Sun Pharmaceutical Industries, India’s largest drugmaker by market value, is planning its biggest acquisition in the US to boost sales in the world’s largest pharmaceutical market, Chairman Dilip Shanghvi said.
Sun, which made 13 purchases in the past 14 years, including the $454-million acquisition of a majority stake in Israel’s Taro Pharmaceuticals Inc, needs to buy a bigger US company to attain critical scale, Shanghvi said in an interview on January 21. Sun, which owns about 77 per cent of Detroit-based Caraco Pharmaceutical Laboratories Ltd, isn’t in takeover talks yet, he added.
“We are still a very small player in the US,” Shanghvi said.
“We will have to look at a slightly bigger acquisition rather than at very small acquisitions that we have done in the past.”
A buyout may help expand Sun’s capacity to sell generic medicines and enable the Mumbai-based company to gain control of manufacturing sites and sales networks, according to Shanghvi.

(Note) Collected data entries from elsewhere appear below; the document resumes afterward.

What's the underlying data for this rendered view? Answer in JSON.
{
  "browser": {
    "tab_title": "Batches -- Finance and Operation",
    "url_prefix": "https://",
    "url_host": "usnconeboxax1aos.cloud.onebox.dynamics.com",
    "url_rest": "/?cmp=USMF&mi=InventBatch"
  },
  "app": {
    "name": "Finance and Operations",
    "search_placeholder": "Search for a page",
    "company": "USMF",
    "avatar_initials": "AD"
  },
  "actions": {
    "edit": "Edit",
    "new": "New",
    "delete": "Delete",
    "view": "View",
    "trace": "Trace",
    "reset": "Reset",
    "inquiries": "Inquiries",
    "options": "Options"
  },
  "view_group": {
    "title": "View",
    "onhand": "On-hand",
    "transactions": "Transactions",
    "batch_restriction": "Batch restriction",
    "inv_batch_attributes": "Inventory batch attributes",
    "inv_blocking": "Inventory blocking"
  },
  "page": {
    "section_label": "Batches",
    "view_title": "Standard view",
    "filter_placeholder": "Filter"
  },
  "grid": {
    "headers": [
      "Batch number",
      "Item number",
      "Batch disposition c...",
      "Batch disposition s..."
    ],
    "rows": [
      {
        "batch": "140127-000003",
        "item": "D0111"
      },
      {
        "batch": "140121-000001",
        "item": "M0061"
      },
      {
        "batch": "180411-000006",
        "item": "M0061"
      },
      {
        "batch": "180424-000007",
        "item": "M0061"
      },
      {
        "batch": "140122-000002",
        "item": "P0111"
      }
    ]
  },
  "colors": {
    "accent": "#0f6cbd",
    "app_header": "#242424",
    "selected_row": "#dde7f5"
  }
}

Sun and Taro supplied less than 3 per cent of the generic medicines prescribed in the US in November, compared with Teva Pharmaceutical Industries Ltd’s 20 per cent share and Mylan Pharmaceuticals Inc’s 13 per cent share, Nomura Holdings Inc said in a report last month.
Sun rose 0.4 per cent to Rs 487.4 in Mumbai trading at 1.09 pm. The shares gained 70 per cent in the past 12 months, more than double the rise of the Bombay Stock Exchange’s 16-member healthcare index in the same period.
Shanghvi, however, didn’t specify how much Sun could spend on a US acquisition. Any target would need to have annual sales of more than $300 million for Sun to compete effectively with the top five generic drug makers in the US market, said Vikas Sonawale, a healthcare analyst with Religare Securities Ltd, Mumbai. “It will be a clear-cut shift in strategy,” Sonawale said. Such an acquisition may cost as much as $1 billion, and Sun may have to take on additional debt to finance it, he said. Sun reported total sales of $856 million in the year ended March 31.
Shanghvi, ranked 14th on Forbes’ list of the richest Indians, with a net worth of $5.2 billion, founded the company in 1983 and has followed a strategy of acquiring underperforming or loss-making companies and merging their operations into Sun.